Quick beginning guide to keywords
Keywords help search engines determine if your web pages are relevant to the search terms entered by a user. However, making your pages more relevant isn’t simply a matter of packing your copy with your chosen keywords. In the early days of search engines, this was accepted practice, but now you’re much more likely to see your site punished for this rather than rewarded.
Why? Well, search engines such as Google and Bing compete largely on quality of the results that users get. Google dominates the market because of its obsession with presenting the most relevant search results, and it continues to focus on this as its number-one priority. If a page is artificially padded out with keywords, it will irritate the visitor and probably result in them clicking the Back button: not the result either you or Google was looking for. Here’s how to assess your knowledge properly.
Load the tool
Google should be your first target when optimising your site, so start with its keyword tool. You must begin by signing up for a Google AdWords account, but there’s no need to create a campaign at this point. Click Tools, then Keyword Planner at the top. Choose “Search for new keywords and ad group ideas” in the “Your landing page” field, type the URL of one of your main competitors, leaving all other fields as they are and click Get Ideas.

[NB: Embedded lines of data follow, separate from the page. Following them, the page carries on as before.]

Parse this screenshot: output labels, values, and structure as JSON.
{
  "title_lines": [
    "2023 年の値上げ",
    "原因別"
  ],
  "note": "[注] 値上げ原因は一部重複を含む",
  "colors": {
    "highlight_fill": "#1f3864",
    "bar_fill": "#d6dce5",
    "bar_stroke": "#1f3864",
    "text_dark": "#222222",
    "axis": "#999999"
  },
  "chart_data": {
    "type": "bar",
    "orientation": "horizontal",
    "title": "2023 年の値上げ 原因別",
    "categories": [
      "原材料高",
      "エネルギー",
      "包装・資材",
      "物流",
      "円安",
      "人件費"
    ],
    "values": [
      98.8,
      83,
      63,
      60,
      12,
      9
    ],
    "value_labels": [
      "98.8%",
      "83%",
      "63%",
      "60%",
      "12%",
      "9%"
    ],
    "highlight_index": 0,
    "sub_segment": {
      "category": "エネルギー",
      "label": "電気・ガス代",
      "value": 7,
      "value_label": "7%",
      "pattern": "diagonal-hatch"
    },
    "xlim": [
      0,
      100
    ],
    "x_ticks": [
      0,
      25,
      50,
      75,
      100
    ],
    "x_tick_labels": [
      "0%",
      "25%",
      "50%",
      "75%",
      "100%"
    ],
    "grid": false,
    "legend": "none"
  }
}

This will present a list of keywords. Click the “Avg. monthly searches” heading to rank them by number of searches carried out per month on each. This search figure is surprising inaccurate but in our experience, but it does give a rough indication of the relative importance of each. You can also see the price that Google suggests you bid for the keyword when setting up your AdWords. You can ignore this figure, but it does show which keywords are most expensive.
Finally, you’ll see an indication of the level of competition for that keyword. Pay particular attention to high-volume keywords with low to moderate completion.
Click Download to export these keywords as an “AdWords Editor CSV” file, which you can later paste into your AdWords campaign. Open up your favourite spreadsheets editor and delete the columns you don’t, leaving the keywords, monthly searches, level of competition and suggested bid.
At this stage, don’t bother with keywords that have a low number of monthly searches. I draw the line at 250, and most of my effort will be focused on high-traffic keywords. Equally, avoid generic keywords that have massive monthly traffic: while this won’t cost you anything financially, it signals huge competition and makes it much harder to rank near the top. In most cases, your keywords will be phases. For example, if I were setting up a soap-making business. I wouldn’t be focusing specifically on “soap” “soaps”, but rather on “soap making” and “soap making kit”. Both of these contain “soap”, too, and so will rank against that keyword, but I don’t expect a high position. Finally, remember to include action words too separate out casual browsers or information seekers. In many cases, this means adding the word “buy” or “kit” alongside product names in my copy where possible, as many searches will type “buy candle” or “candle kit” rather than just “candle”.